Hamburg:Soko Velo

Polizei stellt 3500 Fahrräder sicher

Es ist ein enormer Haufen aus Stahl und Gummi: Polizisten beim Einsatz in Rothenburgsort, Hamburg.

(Foto: Daniel Bockwoldt/dpa)

Bei einer Großrazzia in Hamburg werden 1500 mutmaßlich gestohlene Fahrräder sichergestellt. Der ADFC lobt den Erfolg als "grandios" und "historisch". Offenbar hat eine Bande die meisten Taten verübt.

Von Peter Burghardt, Hamburg

Das Schloss, das in Hamburg und anderswo verlässlich ein Fahrrad schützt, ist möglicherweise noch nicht erfunden. Jedenfalls haben viele Opfer diesen Eindruck, wenn zu allen möglichen Uhrzeiten tagsüber oder in der Nacht ihr schönes Velo verschwindet, obwohl es angekettet war. Schon längst hatte die Polizei in der Hansestadt den Verdacht, dass da Profis unterwegs sind. Sie gründete deshalb sogar eine Sonderkommision. Das darf als sehr gelungen bezeichnet werden, nach monatelangen Ermittlungen ist nun ein beachtlicher Schlag gegen diese Art der Kriminalität gelungen.

Am Dienstag stellten Fahnder im Industriegebiet Rothenburgsort an der Elbe mindestens 1500 mutmaßlich gestohlene Fahrräder sicher. Nach ersten Schätzungen hatte es sogar geheißen, es könnten bis zu 3500 sein. Darunter sind Fahrräder für Männer, Frauen, Kinder, Mountainbikes, Fotos zeigen enorme Haufen aus Stahl und Gummi. 180 Beamte waren bei der Großrazzia im Einsatz, durchsucht wurden auch Wohnungen in Hamburg und Essen. Als Rädelsführer verdächtigt die Polizei drei Männer im Alter von Anfang bis Mitte vierzig, allerdings muss das Beweismaterial erst ausgewertet werden. "Wir gehen davon aus, dass einige wenige für eine Vielzahl von Taten verantwortlich sind", sagte Hamburgs Polizeisprecher Timo Zill. "Insofern freuen wir uns sehr, dass wir in dieses Wespennest hineingestochen haben."

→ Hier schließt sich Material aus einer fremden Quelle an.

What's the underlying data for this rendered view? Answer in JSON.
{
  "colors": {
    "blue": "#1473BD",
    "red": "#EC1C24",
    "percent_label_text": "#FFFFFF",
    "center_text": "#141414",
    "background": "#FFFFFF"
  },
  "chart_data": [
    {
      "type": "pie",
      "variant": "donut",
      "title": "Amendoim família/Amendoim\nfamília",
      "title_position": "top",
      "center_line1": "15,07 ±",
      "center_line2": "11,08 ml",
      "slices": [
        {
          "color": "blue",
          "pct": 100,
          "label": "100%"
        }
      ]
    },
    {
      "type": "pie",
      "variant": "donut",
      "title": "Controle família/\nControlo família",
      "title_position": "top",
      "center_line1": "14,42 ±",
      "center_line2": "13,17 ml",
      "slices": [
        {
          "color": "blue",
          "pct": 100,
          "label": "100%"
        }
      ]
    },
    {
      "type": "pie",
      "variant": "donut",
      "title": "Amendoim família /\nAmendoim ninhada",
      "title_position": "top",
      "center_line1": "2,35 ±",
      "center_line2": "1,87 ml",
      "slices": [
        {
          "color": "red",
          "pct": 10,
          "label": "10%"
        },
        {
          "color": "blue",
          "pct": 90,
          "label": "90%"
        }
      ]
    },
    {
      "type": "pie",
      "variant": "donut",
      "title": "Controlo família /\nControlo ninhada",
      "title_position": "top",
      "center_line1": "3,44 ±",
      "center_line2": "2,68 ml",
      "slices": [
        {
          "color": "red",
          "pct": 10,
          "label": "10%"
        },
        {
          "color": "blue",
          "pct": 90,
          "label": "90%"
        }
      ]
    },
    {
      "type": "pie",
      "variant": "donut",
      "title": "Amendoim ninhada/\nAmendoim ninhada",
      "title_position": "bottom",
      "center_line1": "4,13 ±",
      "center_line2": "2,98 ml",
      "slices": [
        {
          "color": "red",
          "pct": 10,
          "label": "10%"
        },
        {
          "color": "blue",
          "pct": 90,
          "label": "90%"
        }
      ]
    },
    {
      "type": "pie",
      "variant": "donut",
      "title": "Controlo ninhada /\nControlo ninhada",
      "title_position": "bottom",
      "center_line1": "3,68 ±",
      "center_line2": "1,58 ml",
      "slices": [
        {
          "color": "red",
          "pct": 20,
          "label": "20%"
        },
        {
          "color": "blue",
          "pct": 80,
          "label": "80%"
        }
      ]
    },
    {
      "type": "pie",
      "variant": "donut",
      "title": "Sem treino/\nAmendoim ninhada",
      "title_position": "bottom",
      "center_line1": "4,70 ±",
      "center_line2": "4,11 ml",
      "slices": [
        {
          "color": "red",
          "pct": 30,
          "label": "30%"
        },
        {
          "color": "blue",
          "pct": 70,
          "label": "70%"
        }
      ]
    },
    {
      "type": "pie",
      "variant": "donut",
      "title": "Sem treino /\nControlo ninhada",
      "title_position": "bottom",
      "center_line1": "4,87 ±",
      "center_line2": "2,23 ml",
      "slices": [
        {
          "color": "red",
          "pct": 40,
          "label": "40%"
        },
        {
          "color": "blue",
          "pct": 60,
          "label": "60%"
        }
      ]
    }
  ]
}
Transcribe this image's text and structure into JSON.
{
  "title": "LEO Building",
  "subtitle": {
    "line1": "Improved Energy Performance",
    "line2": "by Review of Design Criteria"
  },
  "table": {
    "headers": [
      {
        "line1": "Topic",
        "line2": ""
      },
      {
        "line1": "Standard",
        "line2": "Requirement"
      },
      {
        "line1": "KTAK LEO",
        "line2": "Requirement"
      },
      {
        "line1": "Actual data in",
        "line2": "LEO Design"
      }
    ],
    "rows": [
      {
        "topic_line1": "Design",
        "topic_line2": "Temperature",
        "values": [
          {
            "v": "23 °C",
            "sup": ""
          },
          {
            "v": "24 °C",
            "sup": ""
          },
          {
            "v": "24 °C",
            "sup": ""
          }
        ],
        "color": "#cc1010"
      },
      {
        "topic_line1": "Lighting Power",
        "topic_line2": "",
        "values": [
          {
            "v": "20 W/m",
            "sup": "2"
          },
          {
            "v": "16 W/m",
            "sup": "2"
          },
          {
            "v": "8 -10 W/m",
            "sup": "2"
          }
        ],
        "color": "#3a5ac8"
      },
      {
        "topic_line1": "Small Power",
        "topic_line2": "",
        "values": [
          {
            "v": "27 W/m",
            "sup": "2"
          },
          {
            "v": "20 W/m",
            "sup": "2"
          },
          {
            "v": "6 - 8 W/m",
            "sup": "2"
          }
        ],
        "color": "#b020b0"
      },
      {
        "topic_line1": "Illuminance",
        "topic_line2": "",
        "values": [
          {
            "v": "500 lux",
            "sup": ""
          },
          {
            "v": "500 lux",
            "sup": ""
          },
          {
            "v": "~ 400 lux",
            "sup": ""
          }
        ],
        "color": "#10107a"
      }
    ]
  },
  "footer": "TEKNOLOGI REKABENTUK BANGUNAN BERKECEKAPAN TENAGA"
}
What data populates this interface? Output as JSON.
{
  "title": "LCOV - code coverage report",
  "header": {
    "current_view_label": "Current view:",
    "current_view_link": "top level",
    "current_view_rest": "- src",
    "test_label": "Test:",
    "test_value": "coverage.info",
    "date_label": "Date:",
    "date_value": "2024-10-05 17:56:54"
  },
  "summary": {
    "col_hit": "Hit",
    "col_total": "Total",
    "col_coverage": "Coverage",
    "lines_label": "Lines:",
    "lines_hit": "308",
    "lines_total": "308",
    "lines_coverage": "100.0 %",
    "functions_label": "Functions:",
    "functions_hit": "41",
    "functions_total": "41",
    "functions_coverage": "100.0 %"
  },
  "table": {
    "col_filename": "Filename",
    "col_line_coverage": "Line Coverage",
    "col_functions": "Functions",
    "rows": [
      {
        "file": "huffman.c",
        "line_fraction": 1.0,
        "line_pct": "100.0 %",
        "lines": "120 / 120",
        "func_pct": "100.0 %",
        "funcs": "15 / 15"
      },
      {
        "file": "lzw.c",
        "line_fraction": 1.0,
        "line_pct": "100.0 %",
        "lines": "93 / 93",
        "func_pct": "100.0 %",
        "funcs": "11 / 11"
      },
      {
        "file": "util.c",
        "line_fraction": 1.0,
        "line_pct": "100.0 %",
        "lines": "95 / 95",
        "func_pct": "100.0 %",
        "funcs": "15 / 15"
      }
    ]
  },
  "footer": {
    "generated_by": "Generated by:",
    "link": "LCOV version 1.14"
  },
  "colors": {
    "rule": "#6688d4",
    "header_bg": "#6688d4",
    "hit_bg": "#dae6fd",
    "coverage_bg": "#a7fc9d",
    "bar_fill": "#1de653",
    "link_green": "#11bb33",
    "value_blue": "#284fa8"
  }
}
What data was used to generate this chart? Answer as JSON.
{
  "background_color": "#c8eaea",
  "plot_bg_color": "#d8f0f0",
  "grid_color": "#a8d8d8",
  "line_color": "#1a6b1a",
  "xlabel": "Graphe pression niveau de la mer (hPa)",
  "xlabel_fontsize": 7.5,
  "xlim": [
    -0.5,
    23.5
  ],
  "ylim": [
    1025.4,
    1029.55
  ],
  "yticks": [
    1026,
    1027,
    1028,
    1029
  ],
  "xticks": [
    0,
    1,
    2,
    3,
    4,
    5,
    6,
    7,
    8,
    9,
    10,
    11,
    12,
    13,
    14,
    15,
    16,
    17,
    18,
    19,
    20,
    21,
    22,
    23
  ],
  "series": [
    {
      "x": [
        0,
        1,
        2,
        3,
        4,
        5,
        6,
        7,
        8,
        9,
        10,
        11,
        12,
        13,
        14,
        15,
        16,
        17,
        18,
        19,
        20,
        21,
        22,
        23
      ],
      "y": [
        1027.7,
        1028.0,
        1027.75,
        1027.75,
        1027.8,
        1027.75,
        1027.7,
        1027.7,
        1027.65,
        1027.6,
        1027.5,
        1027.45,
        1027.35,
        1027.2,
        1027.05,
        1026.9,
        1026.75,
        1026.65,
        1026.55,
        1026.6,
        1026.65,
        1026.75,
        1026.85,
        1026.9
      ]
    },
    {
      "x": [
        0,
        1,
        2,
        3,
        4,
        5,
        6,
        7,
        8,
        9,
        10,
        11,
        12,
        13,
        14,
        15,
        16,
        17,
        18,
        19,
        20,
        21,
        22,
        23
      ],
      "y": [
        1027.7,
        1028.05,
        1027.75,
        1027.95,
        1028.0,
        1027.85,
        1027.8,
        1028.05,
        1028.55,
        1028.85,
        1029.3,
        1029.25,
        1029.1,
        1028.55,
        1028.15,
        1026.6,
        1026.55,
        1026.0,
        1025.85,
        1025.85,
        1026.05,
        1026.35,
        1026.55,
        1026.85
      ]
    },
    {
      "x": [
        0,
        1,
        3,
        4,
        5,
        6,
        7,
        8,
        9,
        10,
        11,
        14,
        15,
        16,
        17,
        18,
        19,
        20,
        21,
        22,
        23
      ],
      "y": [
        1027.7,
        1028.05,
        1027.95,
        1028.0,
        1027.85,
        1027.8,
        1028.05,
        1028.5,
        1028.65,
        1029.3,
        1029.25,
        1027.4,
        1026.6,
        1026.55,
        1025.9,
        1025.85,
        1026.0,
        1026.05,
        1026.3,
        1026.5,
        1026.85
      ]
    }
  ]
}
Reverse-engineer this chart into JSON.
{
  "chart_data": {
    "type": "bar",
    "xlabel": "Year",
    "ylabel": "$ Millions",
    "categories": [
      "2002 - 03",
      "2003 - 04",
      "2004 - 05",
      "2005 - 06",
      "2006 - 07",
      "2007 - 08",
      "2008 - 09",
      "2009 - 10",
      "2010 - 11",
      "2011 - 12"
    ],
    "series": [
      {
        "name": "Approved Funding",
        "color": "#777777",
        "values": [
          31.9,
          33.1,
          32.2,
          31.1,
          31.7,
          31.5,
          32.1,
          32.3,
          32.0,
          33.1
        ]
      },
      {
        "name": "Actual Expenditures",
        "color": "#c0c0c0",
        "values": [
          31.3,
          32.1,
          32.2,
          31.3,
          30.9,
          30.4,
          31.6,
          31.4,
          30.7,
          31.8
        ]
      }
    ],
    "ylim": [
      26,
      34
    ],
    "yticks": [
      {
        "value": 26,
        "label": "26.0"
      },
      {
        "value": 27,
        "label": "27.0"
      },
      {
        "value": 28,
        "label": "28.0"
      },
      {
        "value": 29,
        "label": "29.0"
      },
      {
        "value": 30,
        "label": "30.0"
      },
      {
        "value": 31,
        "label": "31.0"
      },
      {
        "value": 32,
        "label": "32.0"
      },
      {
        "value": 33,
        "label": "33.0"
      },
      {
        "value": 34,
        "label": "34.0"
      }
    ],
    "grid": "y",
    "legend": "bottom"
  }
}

Das vorläufige Ergebnis beeindruckt auch den ADFC, den ADAC der Fahrradfahrer. "Grandios, historisch", lobt der ADFC-Sprecher Dirk Lau, "wir sind schwer beeindruckt." Die Hamburger Ermittler seien offenbar mit großem Gespür vorgegangen, "Hut ab". Tatsächlich hat sich die Soko Fahrradklau mit beachtlichem Erfolg bemüht, in die Strukturen dieser Verbrecherszene einzudringen. Es sieht so aus, als seien sie auf eine Sammelstation gestoßen, auf ein Lager, aus dem die Beute anscheinend vor allem nach Osteuropa weiter verkauft werden sollte.

15 Lastwagen waren nötig, um das Diebesgut abzutransportieren, teilweise mit Gabelstaplern. Das THW half, die Aktion war am Mittwoch noch im Gang. Nun sollen die Rahmennummern mit bekannten Verlusten abgeglichen und diese nach Möglichkeit den Besitzern zurückgegeben werden. Das wird dauern, auch wenn erste Prüfungen bereits Treffer ergaben. Lau regt eine Online-Datenbank an. Die Funde stammen aus ganz Norddeutschland, außerdem erstatten nicht alle Betroffenen Anzeige. Das liegt auch daran, dass viele der Beklauten nicht glauben, dass ihr Rad und womöglich sogar der Räuber entdeckt werden könnten. Bisher war die Aufklärungsquote bundesweit gering gewesen, obwohl die Menge der registrierten Fälle in ganz Deutschland beachtlich ist.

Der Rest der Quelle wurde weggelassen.